MBIE monopoly power reform paper puts forward Opposition proposal rejected by govt

MBIE is calling for submissions on specific provisions of the Commerce Act.

A government paper into the abuse of monopoly power has thrown up an option aligning New Zealand with Australia's approach, which was previously shot down by the Crown 16 months ago in favour of reviewing the law.

The Ministry of Business, Innovation and Employment is calling for submissions on specific provisions of the Commerce Act, which it says aren't fit for purpose in that they fail to punish anticompetitive conduct by powerful firms to the detriment of consumers, are too complex for cost-effective and timely application, and aren't appropriately aligned with other prohibitions and their international equivalents.

The issues paper focuses on the monopoly power provisions of the Commerce Act, which the Productivity Commission last year said needed examining as to "whether other approaches offer greater accuracy in identifying situations where firms have taken advantage of market power and damaged dynamic efficiency with consequent detriments to competition, innovation and/or productivity."

While the paper doesn't have a preference for reform, it puts forward four potential options. Among those would be introducing a test on the effect of conduct in damaging the market rather than the purpose test currently legislated for, which would reflect the approach taken by the Australian Competition and Consumer Act, and the approach recommended in a 2013 review into Australia's competition policy.

That option was put forward by Labour MP Clayton Cosgrove in late 2013 as an addition to a separate piece of legislation that would criminalise cartels but was rejected seven months later by then-Commerce Minister Craig Foss who preferred to review the provision through the government's Business Growth Agenda.

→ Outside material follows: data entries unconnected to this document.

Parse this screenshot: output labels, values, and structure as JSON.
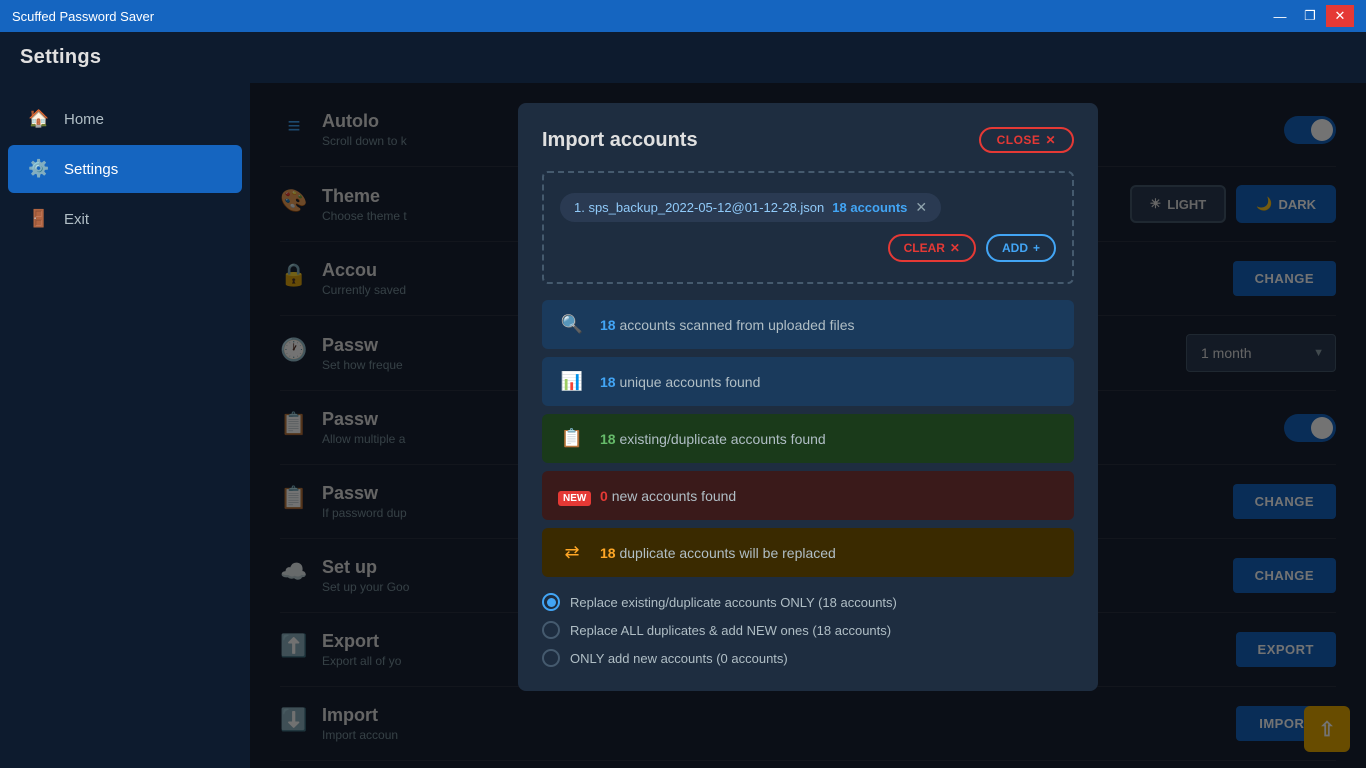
{
  "titlebar": {
    "title": "Scuffed Password Saver",
    "minimize": "—",
    "maximize": "❐",
    "close": "✕"
  },
  "app": {
    "header": "Settings"
  },
  "sidebar": {
    "items": [
      {
        "id": "home",
        "label": "Home",
        "icon": "🏠"
      },
      {
        "id": "settings",
        "label": "Settings",
        "icon": "⚙️",
        "active": true
      },
      {
        "id": "exit",
        "label": "Exit",
        "icon": "🚪"
      }
    ]
  },
  "settings": {
    "rows": [
      {
        "id": "autolock",
        "icon": "≡",
        "title": "Autolo",
        "desc": "Scroll down to k",
        "control": "toggle-on"
      },
      {
        "id": "theme",
        "icon": "🎨",
        "title": "Theme",
        "desc": "Choose theme t",
        "control": "theme-buttons"
      },
      {
        "id": "account",
        "icon": "🔒",
        "title": "Accou",
        "desc": "Currently saved",
        "control": "change"
      },
      {
        "id": "password-freq",
        "icon": "🕐",
        "title": "Passw",
        "desc": "Set how freque",
        "control": "dropdown"
      },
      {
        "id": "password-multi",
        "icon": "📋",
        "title": "Passw",
        "desc": "Allow multiple a",
        "control": "toggle-on"
      },
      {
        "id": "password-dup",
        "icon": "📋",
        "title": "Passw",
        "desc": "If password dup",
        "control": "change"
      },
      {
        "id": "setup",
        "icon": "☁️",
        "title": "Set up",
        "desc": "Set up your Goo",
        "control": "change"
      },
      {
        "id": "export",
        "icon": "⬆️",
        "title": "Export",
        "desc": "Export all of yo",
        "control": "export"
      },
      {
        "id": "import",
        "icon": "⬇️",
        "title": "Import",
        "desc": "Import accoun",
        "control": "import"
      }
    ],
    "theme_light": "LIGHT",
    "theme_dark": "DARK",
    "change_label": "CHANGE",
    "export_label": "EXPORT",
    "import_label": "IMPORT",
    "dropdown_value": "1 month"
  },
  "modal": {
    "title": "Import accounts",
    "close_label": "CLOSE",
    "file": {
      "name": "1. sps_backup_2022-05-12@01-12-28.json",
      "count_label": "18 accounts"
    },
    "clear_label": "CLEAR",
    "add_label": "ADD",
    "scan_rows": [
      {
        "id": "scanned",
        "color": "blue",
        "icon": "🔍",
        "count": "18",
        "text": " accounts scanned from uploaded files"
      },
      {
        "id": "unique",
        "color": "blue",
        "icon": "📊",
        "count": "18",
        "text": " unique accounts found"
      },
      {
        "id": "existing",
        "color": "green",
        "icon": "📋",
        "count": "18",
        "text": " existing/duplicate accounts found"
      },
      {
        "id": "new",
        "color": "red",
        "icon": "NEW",
        "count": "0",
        "text": " new accounts found",
        "badge": true
      },
      {
        "id": "duplicate",
        "color": "orange",
        "icon": "⇄",
        "count": "18",
        "text": " duplicate accounts will be replaced"
      }
    ],
    "radio_options": [
      {
        "id": "replace-existing",
        "label": "Replace existing/duplicate accounts ONLY (18 accounts)",
        "selected": true
      },
      {
        "id": "replace-all",
        "label": "Replace ALL duplicates & add NEW ones (18 accounts)",
        "selected": false
      },
      {
        "id": "add-new",
        "label": "ONLY add new accounts (0 accounts)",
        "selected": false
      }
    ]
  }
}
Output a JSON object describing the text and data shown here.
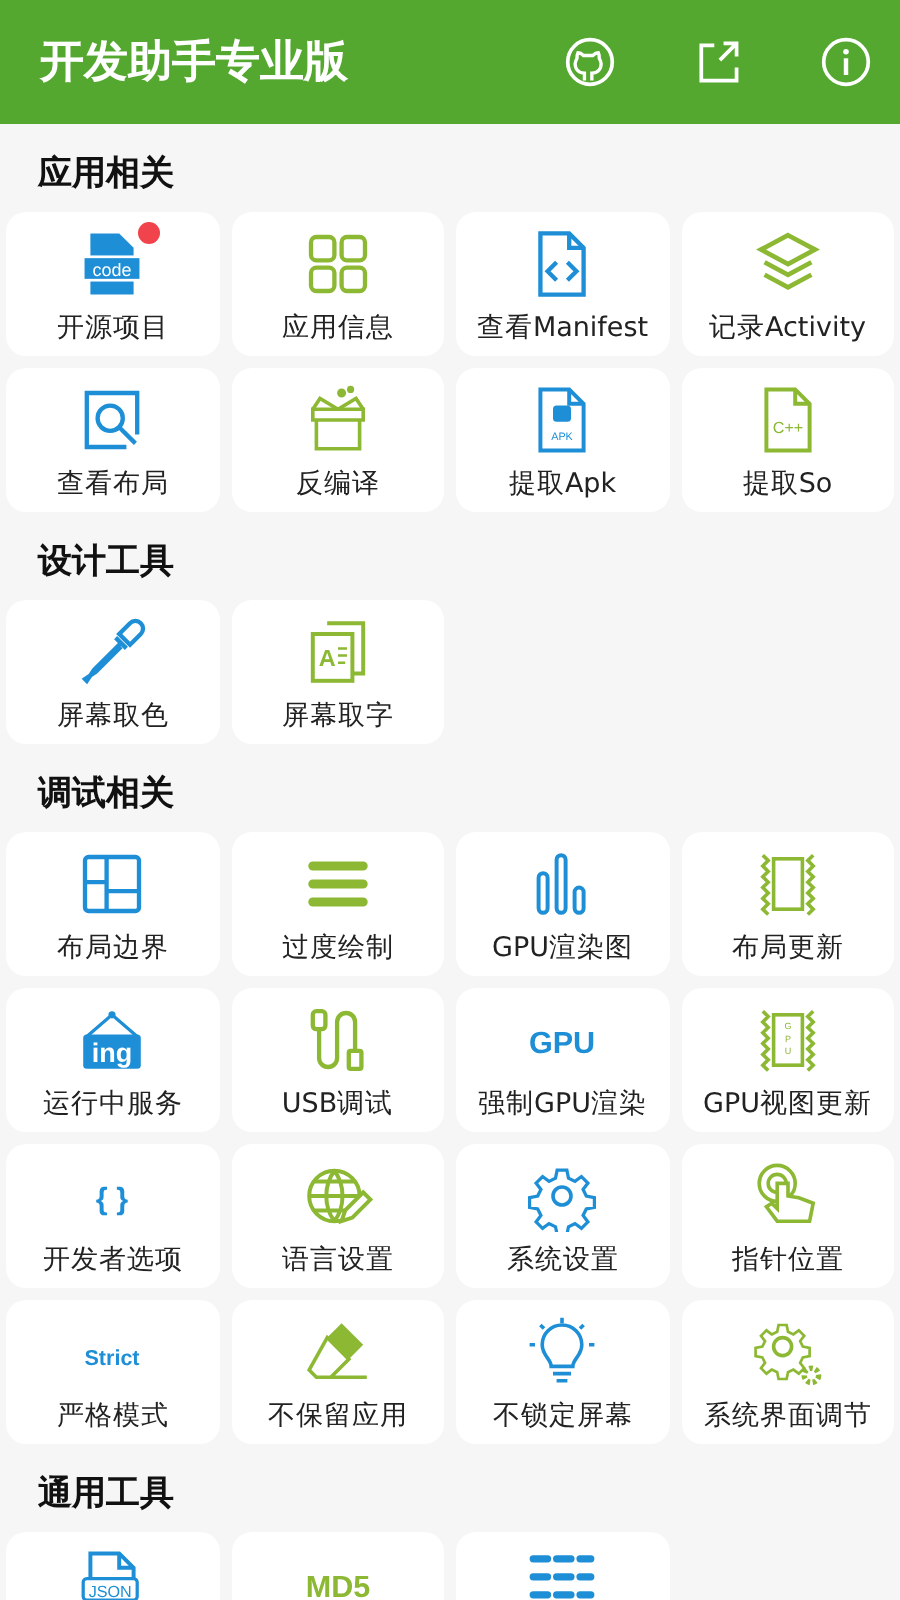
{
  "app_bar": {
    "title": "开发助手专业版",
    "actions": [
      {
        "kind": "github"
      },
      {
        "kind": "share"
      },
      {
        "kind": "info"
      }
    ]
  },
  "sections": [
    {
      "title": "应用相关",
      "items": [
        {
          "label": "开源项目",
          "kind": "code-file",
          "icon_text": "code",
          "color": "#1e8fd6",
          "badge": true
        },
        {
          "label": "应用信息",
          "kind": "grid",
          "color": "#8cb833",
          "badge": false
        },
        {
          "label": "查看Manifest",
          "kind": "manifest",
          "color": "#1e8fd6",
          "badge": false
        },
        {
          "label": "记录Activity",
          "kind": "layers",
          "color": "#8cb833",
          "badge": false
        },
        {
          "label": "查看布局",
          "kind": "search-frame",
          "color": "#1e8fd6",
          "badge": false
        },
        {
          "label": "反编译",
          "kind": "box",
          "color": "#8cb833",
          "badge": false
        },
        {
          "label": "提取Apk",
          "kind": "apk-file",
          "icon_text": "APK",
          "color": "#1e8fd6",
          "badge": false
        },
        {
          "label": "提取So",
          "kind": "cpp-file",
          "icon_text": "C++",
          "color": "#8cb833",
          "badge": false
        }
      ]
    },
    {
      "title": "设计工具",
      "items": [
        {
          "label": "屏幕取色",
          "kind": "dropper",
          "color": "#1e8fd6",
          "badge": false
        },
        {
          "label": "屏幕取字",
          "kind": "text-doc",
          "icon_text": "A",
          "color": "#8cb833",
          "badge": false
        }
      ]
    },
    {
      "title": "调试相关",
      "items": [
        {
          "label": "布局边界",
          "kind": "layout",
          "color": "#1e8fd6",
          "badge": false
        },
        {
          "label": "过度绘制",
          "kind": "bars",
          "color": "#8cb833",
          "badge": false
        },
        {
          "label": "GPU渲染图",
          "kind": "chart",
          "color": "#1e8fd6",
          "badge": false
        },
        {
          "label": "布局更新",
          "kind": "wave-frame",
          "color": "#8cb833",
          "badge": false
        },
        {
          "label": "运行中服务",
          "kind": "sign",
          "icon_text": "ing",
          "color": "#1e8fd6",
          "badge": false
        },
        {
          "label": "USB调试",
          "kind": "cable",
          "color": "#8cb833",
          "badge": false
        },
        {
          "label": "强制GPU渲染",
          "kind": "word",
          "icon_text": "GPU",
          "color": "#1e8fd6",
          "badge": false
        },
        {
          "label": "GPU视图更新",
          "kind": "chip",
          "icon_text": "GPU",
          "color": "#8cb833",
          "badge": false
        },
        {
          "label": "开发者选项",
          "kind": "word",
          "icon_text": "{ }",
          "color": "#1e8fd6",
          "badge": false
        },
        {
          "label": "语言设置",
          "kind": "globe",
          "color": "#8cb833",
          "badge": false
        },
        {
          "label": "系统设置",
          "kind": "gear",
          "color": "#1e8fd6",
          "badge": false
        },
        {
          "label": "指针位置",
          "kind": "pointer",
          "color": "#8cb833",
          "badge": false
        },
        {
          "label": "严格模式",
          "kind": "word",
          "icon_text": "Strict",
          "color": "#1e8fd6",
          "badge": false
        },
        {
          "label": "不保留应用",
          "kind": "eraser",
          "color": "#8cb833",
          "badge": false
        },
        {
          "label": "不锁定屏幕",
          "kind": "bulb",
          "color": "#1e8fd6",
          "badge": false
        },
        {
          "label": "系统界面调节",
          "kind": "gears",
          "color": "#8cb833",
          "badge": false
        }
      ]
    },
    {
      "title": "通用工具",
      "items": [
        {
          "kind": "json-file",
          "icon_text": "JSON",
          "color": "#1e8fd6",
          "badge": false
        },
        {
          "kind": "word",
          "icon_text": "MD5",
          "color": "#8cb833",
          "badge": false
        },
        {
          "kind": "table",
          "color": "#1e8fd6",
          "badge": false
        }
      ]
    }
  ]
}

Other options canvassed in the paper include maintaining the status quo while inserting guidance to direct the courts in a different way, amending the law to remove a requirement a firm is only in breach if it's taken advantage of its market power, or a combination of removing the 'take advantage' requirement and introducing an 'effects' test.

The paper is also open to other options put forward by submitters.

MBIE is also seeking feedback on the Commerce Commission's alternatives to court action, with the settlements regime weak because it's based on contractual arrangements and don't generate case law, while a 'cease and desist' process has only been used once over 14 years and is seen as the main problem.

The paper sees possible options as changing the 'cease and desist' process to resemble more successful procedures covered by other jurisdictions, or dropping that regime and relying solely on settlements. That could also include amending the settlements regime to an enforceable undertakings system.

MBIE also wants feedback on allowing the Commerce Commission to embark on formal market studies, though its preliminary view was that such an extension of its powers was unlikely to be helpful.

Submissions on the paper are due by February 9, 2016.